Bases del autocuidado
Al igual que la hidratación suficiente, el descanso adecuado y la práctica de ejercicio regular, es muy importante que la alimentación se adapte a los distintos periodos de la vida de la mujer, en los que se producen varios cambios hormonales (pubertad, embarazo, menopausia...). La dieta puede influir positiva o negativamente en los niveles y el funcionamiento de las hormonas femeninas, como los estrógenos, esenciales para el mantenimiento de la densidad ósea y la regulación del peso y del estado de ánimo. Es importante que ésta contenga:

Soja: tiene un alto contenido de isoflavonas, sustancias vegetales muy similares a los estrógenos, que ayudan a reducir los síntomas propios de la menopausia, como los sofocos, el cansancio o los sudores nocturnos.
Semillas de lino, sésamo o chía: También son ricas en fitoestrógenos (lignanos).

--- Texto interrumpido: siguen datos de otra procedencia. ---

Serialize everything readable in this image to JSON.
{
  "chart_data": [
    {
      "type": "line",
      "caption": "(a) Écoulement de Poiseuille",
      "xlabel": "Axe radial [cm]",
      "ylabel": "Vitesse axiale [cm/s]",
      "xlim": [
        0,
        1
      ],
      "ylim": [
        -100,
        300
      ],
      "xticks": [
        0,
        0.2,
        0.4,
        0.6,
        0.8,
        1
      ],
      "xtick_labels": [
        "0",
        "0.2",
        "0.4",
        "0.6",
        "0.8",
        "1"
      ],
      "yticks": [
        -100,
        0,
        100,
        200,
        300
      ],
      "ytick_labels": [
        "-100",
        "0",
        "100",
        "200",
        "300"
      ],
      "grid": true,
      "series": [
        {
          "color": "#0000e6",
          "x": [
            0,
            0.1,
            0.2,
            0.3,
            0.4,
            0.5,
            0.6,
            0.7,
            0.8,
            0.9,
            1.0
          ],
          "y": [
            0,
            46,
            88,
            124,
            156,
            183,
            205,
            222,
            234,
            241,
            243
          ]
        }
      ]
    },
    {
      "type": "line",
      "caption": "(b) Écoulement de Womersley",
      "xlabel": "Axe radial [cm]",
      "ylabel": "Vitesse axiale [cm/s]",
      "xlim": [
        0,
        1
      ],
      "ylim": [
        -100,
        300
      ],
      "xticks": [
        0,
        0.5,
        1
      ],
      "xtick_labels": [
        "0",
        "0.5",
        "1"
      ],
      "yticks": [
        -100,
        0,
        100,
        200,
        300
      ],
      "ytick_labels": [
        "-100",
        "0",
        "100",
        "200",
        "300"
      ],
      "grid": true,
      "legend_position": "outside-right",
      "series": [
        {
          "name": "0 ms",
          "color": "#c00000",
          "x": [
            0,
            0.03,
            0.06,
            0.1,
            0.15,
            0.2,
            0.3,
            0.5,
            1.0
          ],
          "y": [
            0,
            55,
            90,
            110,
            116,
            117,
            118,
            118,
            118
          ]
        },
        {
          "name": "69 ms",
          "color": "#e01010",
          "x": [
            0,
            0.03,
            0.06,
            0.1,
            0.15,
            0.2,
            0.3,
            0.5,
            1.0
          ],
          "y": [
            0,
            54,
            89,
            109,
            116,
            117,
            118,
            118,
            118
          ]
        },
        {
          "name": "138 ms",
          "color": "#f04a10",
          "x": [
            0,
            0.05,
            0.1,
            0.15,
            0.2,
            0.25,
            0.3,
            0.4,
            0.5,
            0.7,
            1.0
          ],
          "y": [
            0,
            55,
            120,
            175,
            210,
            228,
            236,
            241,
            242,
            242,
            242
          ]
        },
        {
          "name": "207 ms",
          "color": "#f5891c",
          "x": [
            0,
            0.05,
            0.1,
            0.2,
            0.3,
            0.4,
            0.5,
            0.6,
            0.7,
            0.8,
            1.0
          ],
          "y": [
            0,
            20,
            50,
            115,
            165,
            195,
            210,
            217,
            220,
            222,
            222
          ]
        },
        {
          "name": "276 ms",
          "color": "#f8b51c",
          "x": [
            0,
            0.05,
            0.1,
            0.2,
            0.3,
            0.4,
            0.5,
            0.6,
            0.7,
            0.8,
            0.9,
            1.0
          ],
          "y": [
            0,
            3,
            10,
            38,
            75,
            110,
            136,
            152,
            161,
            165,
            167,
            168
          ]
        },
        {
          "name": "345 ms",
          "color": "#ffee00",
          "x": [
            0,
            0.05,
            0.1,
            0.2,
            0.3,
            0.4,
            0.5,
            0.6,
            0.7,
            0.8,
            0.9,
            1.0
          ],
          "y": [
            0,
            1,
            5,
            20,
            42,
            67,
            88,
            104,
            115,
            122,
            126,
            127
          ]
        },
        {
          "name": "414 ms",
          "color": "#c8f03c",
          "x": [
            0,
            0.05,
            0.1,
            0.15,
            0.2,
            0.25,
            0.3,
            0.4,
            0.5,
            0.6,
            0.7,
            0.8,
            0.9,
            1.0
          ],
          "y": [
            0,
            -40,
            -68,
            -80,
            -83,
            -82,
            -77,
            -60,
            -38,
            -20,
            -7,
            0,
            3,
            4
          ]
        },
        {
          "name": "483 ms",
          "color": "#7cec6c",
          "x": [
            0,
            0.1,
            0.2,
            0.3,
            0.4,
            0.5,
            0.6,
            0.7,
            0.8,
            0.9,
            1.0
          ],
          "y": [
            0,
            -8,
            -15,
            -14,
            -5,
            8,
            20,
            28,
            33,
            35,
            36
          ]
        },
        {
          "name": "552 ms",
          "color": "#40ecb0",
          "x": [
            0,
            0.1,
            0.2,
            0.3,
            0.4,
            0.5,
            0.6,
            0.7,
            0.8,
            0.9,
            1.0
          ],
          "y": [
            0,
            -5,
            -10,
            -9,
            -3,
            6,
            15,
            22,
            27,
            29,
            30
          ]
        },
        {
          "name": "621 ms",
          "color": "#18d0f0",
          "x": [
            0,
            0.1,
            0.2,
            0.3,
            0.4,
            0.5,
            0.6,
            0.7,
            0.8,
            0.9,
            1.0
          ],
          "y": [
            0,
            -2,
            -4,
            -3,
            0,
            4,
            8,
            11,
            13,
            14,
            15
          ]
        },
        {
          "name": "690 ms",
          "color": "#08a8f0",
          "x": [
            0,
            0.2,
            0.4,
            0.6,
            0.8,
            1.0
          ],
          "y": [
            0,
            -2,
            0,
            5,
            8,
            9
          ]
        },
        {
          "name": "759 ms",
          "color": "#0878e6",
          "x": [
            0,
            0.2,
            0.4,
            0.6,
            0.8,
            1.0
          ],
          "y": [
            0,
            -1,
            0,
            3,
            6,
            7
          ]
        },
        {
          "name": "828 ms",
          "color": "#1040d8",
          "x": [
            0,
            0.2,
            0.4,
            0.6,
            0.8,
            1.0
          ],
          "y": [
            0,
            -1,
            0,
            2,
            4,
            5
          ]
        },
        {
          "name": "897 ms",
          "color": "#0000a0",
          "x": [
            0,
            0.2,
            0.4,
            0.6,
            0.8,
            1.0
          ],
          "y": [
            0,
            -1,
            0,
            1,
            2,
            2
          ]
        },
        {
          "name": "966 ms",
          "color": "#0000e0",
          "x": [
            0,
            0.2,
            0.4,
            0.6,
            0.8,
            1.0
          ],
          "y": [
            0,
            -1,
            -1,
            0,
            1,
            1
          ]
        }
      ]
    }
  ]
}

Alimentos ricos en Omega 3: Los frutos secos, las semillas, los huevos o el pescado azul contienen este nutriente tan importante, que participa en el metabolismo de las hormonas femeninas facilitando su transporte a través del torrente sanguíneo.
Levadura de cerveza: Es muy útil en la prevención y tratamiento del acné, que tiene un componente hormonal significativo, y también tiene una acción depurativa y nutritiva, lo que hace que sea muy útil durante el embarazo, el postparto y la lactancia.
Maca andina: Se le atribuyen beneficios en la regulación de los ciclos menstruales, en el alivio del síndrome premenstrual, en mejorar la libido y la fertilidad.
Frutos rojos, crucíferas, cebolla y cacao: Muy ricos en antioxidantes.

Deben evitarse, en cambio, otros alimentos: los refrescos carbonatados, los alimentos ricos en azúcares simples y grasas saturadas, el café y, en ocasiones, los lácteos.